By MARY SELL, Alabama Daily News
Proposed changes to tighten eligibility for the federal Supplemental Nutrition Assistance Program would mean nearly one million children will no longer automatically qualify for free meals at schools, prompting concern from advocates in Alabama.
Many of those children will still qualify for free lunch, or may have to pay a reduced cost, but their families will have to apply for the financial assistance.
“We know that kids are going to fall through the cracks because of the paperwork involved,” said Carol Gundlach, a policy analyst for Alabama Arise.
The Trump administration earlier this year announced a proposal to end some automatic qualifications for SNAP, commonly referred to as food stamps. Federal officials said the change would end automatic eligibility for those who were already receiving federal and state assistance.
“For too long, this loophole has been used to effectively bypass important eligibility guidelines. Too often, states have misused this flexibility without restraint,” U.S. Secretary of Agriculture Sonny Perdue said in July.
Nationally, that change would affect about 3 million people.
About 16,000 Alabama children will no longer be eligible for SNAP, Gundlach said.
Further, not having SNAP means those school-age children won’t automatically qualify for free lunches at school, something the USDA clarified this month.
The USDA estimates as many as 982,000 children would no longer be directly certified for free school meals based on SNAP participation. A spokesman for the Alabama State Department of Education said it doesn’t know how many students might be impacted by the proposal.
Of the total number of impacted children nationwide, about 45 percent would be income eligible for free meals, and about 51 percent would be income eligible for reduced price meals, according to the USDA. About 40,000 children would have to pay full-price for meals.
The USDA said its proposal could cut $90 million a year from the cost of its school lunch and breakfast programs, which last year was more than $18 billion.
Free lunches are available to children in households with incomes at or below 130 percent of poverty. Reduced-price lunches are available to those with incomes between 130 and 185 percent of poverty.
Besides impacting individual students, the proposal could affect schools that currently offer free meals to all students under the USDA’s Community Eligibility Provision. There are 460 such schools in the state, according to the Alabama State Department of Education. The Community Eligibility Provision allows schools to give free meals to all students if 40 percent of them receive other federal assistance, including SNAP or Temporary Assistance for Needy Families. According to the USDA, the program eliminates high-poverty schools’ burden of determining which students qualify for meals. The program became available nationwide in 2014.

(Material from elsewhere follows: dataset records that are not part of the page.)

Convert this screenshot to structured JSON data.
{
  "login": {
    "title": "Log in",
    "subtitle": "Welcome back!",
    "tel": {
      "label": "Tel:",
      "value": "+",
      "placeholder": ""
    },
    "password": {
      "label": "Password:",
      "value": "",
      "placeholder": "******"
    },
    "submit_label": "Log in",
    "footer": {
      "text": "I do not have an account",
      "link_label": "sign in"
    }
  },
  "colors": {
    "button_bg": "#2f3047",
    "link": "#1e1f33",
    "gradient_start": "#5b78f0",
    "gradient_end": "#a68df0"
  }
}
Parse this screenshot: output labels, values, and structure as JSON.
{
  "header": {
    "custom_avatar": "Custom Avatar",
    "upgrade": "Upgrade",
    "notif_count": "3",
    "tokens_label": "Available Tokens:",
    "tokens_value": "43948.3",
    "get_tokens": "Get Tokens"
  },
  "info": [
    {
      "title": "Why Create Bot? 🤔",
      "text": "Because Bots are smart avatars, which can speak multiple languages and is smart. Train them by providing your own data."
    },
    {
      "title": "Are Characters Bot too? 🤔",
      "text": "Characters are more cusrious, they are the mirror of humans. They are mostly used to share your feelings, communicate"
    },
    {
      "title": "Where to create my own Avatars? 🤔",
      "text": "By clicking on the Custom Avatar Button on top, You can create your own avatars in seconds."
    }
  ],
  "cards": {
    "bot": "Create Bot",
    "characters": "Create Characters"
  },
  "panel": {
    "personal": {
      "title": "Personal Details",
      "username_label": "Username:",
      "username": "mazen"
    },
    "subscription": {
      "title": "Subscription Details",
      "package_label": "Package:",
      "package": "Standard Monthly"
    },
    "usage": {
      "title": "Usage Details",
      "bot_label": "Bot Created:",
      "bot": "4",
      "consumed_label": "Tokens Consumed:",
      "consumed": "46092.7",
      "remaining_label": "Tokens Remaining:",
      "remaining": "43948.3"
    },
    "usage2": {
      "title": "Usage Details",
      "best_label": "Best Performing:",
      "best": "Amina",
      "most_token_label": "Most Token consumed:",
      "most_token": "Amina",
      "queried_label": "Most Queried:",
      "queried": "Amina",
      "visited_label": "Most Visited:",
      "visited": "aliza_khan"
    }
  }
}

If fewer students qualify for free meals through SNAP eligibility, some of those 460 schools could longer meet the 40% mark and be forced to stop free meals to all.
Roanoke City Schools has had free meals for all students for three years and Superintendent Chuck Marcum attributes it to the system’s recent success, including an 87 on the recent state report card.
“I can’’t overstate the importance of the program and what it’s doing for our students,” Marcum said about community eligibility.
He said the biggest impact may be at the high school, where free breakfast used to be only for students who turned in income documentation.
“I couldn’t get them in high school to turn in the forms because they didn’t want other kids to know they were free,” the former high school principal said. “Now, everyone is free and we’ve removed that stigma.”